I sometimes think the Big 4 have lost all the truly knowledgeable staff; people who sewed; people who knew how to draft patterns and design clothes. They have enthusiastic staff but not the deep seated knowledge needed to create and sell patterns to/for the home sewing market. JMHO

AJW said...

I had this pattern on my list but took it off. After reading your review, it will go back on the list and a search for appropriate knit fabric will commence. Your version looks fabulous and your comments, as always, are spot on. I too wish pattern manufacturers would stop and ask themselves just what they are trying to accomplish by selling patterns that feature out-dated, poorly drafted instructions? How will a new audience of home sewers grow with this level of frustration ahead for them? Thank you as always for generously sharing your results and wisdom.

beckster said...

I love the jacket, Barbara, but you have outlined my dilemma exactly. How on earth is a beginner supposed to know the instructions are crap? It's really discouraging and maddening. Why on earth would these instructions make it to the finished envelope? By the way, I want to know what pattern you used to make the black top in the first picture. I love a v-neck top that hugs the back of the neck. Please don't tell me you just mocked it up on a whim - LOL!

Barbara said...

Beckster that top is Jalie 2682, one of my all time favourite patterns, super easy to sew. As to the destruction sheets, many Indies, like Love Notions and Patterns for Pirates are better for the how-tos. But really so many of the Big 4 patterns are not achievable as instructed. Kind of why I wrote the book and might di another one some time - so many techiques need easier explanations.

Catherine Edwards said...

Actually the Tilton sisters just sew using a regular straight stitch on a sewing machine for t-shirts and the like.

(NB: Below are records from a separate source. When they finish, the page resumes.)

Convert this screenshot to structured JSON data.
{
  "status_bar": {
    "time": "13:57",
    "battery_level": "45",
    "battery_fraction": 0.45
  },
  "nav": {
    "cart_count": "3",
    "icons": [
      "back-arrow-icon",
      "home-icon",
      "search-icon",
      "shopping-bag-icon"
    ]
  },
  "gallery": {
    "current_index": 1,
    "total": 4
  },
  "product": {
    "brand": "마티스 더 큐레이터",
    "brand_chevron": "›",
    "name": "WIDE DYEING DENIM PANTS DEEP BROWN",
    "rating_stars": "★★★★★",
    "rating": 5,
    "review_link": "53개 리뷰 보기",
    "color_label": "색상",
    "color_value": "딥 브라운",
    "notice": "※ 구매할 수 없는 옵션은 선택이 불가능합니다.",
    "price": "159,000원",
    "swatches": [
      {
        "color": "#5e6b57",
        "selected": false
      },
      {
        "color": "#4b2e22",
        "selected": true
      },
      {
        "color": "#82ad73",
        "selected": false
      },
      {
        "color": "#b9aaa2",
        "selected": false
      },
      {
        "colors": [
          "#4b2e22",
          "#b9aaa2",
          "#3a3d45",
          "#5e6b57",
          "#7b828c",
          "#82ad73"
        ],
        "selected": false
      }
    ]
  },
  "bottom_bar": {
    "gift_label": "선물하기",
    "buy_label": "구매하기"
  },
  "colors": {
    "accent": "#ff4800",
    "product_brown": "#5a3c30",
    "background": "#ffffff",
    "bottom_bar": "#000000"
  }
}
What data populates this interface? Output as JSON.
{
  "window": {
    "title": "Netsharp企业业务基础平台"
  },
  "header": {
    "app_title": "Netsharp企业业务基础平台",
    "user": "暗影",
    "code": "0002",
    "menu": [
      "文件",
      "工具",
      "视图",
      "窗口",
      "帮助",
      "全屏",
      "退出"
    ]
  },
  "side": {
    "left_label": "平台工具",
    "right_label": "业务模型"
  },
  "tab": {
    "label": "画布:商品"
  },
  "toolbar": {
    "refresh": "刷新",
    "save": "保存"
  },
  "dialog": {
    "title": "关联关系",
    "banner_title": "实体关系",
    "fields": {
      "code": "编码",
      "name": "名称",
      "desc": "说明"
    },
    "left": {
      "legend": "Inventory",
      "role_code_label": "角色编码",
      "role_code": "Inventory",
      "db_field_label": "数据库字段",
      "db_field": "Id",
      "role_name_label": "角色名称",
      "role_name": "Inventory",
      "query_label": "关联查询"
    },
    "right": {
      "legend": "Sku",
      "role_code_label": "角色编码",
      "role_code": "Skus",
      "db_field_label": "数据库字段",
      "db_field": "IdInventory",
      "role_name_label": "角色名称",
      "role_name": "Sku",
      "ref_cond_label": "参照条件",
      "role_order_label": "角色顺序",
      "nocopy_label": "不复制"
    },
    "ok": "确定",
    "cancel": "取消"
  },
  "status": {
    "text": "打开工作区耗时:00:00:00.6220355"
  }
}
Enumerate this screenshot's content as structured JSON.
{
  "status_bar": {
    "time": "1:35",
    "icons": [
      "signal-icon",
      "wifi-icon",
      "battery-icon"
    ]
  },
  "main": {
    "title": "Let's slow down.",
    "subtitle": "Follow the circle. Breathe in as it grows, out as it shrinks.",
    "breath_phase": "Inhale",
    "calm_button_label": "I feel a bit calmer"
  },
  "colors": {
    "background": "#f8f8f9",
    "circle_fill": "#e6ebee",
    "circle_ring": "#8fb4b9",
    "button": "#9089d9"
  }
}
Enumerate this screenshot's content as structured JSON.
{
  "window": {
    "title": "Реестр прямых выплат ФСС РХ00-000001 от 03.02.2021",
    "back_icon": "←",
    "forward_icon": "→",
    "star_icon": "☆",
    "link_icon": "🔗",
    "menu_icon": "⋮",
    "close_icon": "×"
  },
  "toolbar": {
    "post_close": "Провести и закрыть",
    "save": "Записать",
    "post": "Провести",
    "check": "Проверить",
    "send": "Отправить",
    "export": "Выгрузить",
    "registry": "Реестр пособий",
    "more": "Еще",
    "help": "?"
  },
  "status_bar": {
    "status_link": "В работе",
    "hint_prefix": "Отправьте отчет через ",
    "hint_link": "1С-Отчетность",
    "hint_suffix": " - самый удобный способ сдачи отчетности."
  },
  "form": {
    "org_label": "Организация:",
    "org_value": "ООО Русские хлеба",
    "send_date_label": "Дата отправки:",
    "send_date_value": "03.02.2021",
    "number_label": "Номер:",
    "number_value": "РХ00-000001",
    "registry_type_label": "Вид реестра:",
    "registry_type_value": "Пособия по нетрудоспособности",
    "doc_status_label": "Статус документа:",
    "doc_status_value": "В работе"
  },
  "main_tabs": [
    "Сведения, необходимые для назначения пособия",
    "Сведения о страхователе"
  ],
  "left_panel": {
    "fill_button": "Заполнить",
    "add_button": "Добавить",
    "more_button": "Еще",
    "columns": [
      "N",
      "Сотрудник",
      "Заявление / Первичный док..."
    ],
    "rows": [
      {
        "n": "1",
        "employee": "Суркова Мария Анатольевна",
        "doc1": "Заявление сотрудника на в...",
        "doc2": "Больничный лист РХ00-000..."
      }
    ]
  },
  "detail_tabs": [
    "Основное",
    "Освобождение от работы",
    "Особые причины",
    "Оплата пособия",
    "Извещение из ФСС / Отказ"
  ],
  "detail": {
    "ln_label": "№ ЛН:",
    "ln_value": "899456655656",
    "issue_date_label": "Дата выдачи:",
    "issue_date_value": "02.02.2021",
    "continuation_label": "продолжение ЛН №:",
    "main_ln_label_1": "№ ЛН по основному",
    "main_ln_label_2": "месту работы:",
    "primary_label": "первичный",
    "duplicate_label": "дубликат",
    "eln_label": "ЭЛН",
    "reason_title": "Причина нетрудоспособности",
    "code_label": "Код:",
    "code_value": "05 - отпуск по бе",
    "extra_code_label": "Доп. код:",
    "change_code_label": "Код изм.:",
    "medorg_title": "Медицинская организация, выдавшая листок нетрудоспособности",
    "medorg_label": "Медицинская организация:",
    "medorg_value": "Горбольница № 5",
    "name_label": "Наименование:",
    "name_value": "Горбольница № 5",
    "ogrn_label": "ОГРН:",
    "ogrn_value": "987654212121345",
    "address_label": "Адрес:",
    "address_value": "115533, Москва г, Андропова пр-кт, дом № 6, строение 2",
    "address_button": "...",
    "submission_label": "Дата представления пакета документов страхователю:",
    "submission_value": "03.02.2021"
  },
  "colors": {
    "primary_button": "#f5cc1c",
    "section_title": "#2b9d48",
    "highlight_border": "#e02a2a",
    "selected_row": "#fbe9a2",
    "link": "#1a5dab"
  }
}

I was surprised to discover this in their Craftsy classes so those Vogue instructions actually represent what they do. Personally, I love Vogue patterns and have sewed with them (especially their designer patterns) my whole life and I find that if I pick my size using the high-bust measurement, the fit is usually pretty fine. I'm small so I don't go in for their unfitted boxy patterns. Maybe those are where the excessive ease comes in. And I pick other pattern lines (not just Big 4) by the high bust as well, so that's nothing different. I have found the Vogue instructions to be fine by and large (although I sew more woven or stretch woven fabrics than knits, other than the odd t-shirt). (Of course the other line I sew most is Burda, and the Vogue instructions are far more detailed and informative compared to the minimal instructions of Burda!)

sewingkm said...

Great jacket, Barb. I experienced your same issues sewing Marcy's V9244 to be sewn with knits. Why oh why are the instructions tailored for wovens? As you stated goofy inappropriate instructions drive new sewists to total frustration! When will the Big 4 get with it? Karen

badmomgoodmom said...

I really like the jacket and have an alternate interpretation of the sizing. I often have to size UP in Jalie by 2-3 sizes just so that my shoulders fit. Big 4 fits my shoulders pretty well if I go by bust size. Could that be the difference?

I am intrigued by the pockets. I was just in Rome, and pick pockets are so common. Really secure interior pockets for cash and passports would be useful (and take up some of that ease.)

Also, the pattern picture uses a thicker fabric, which also eats up ease.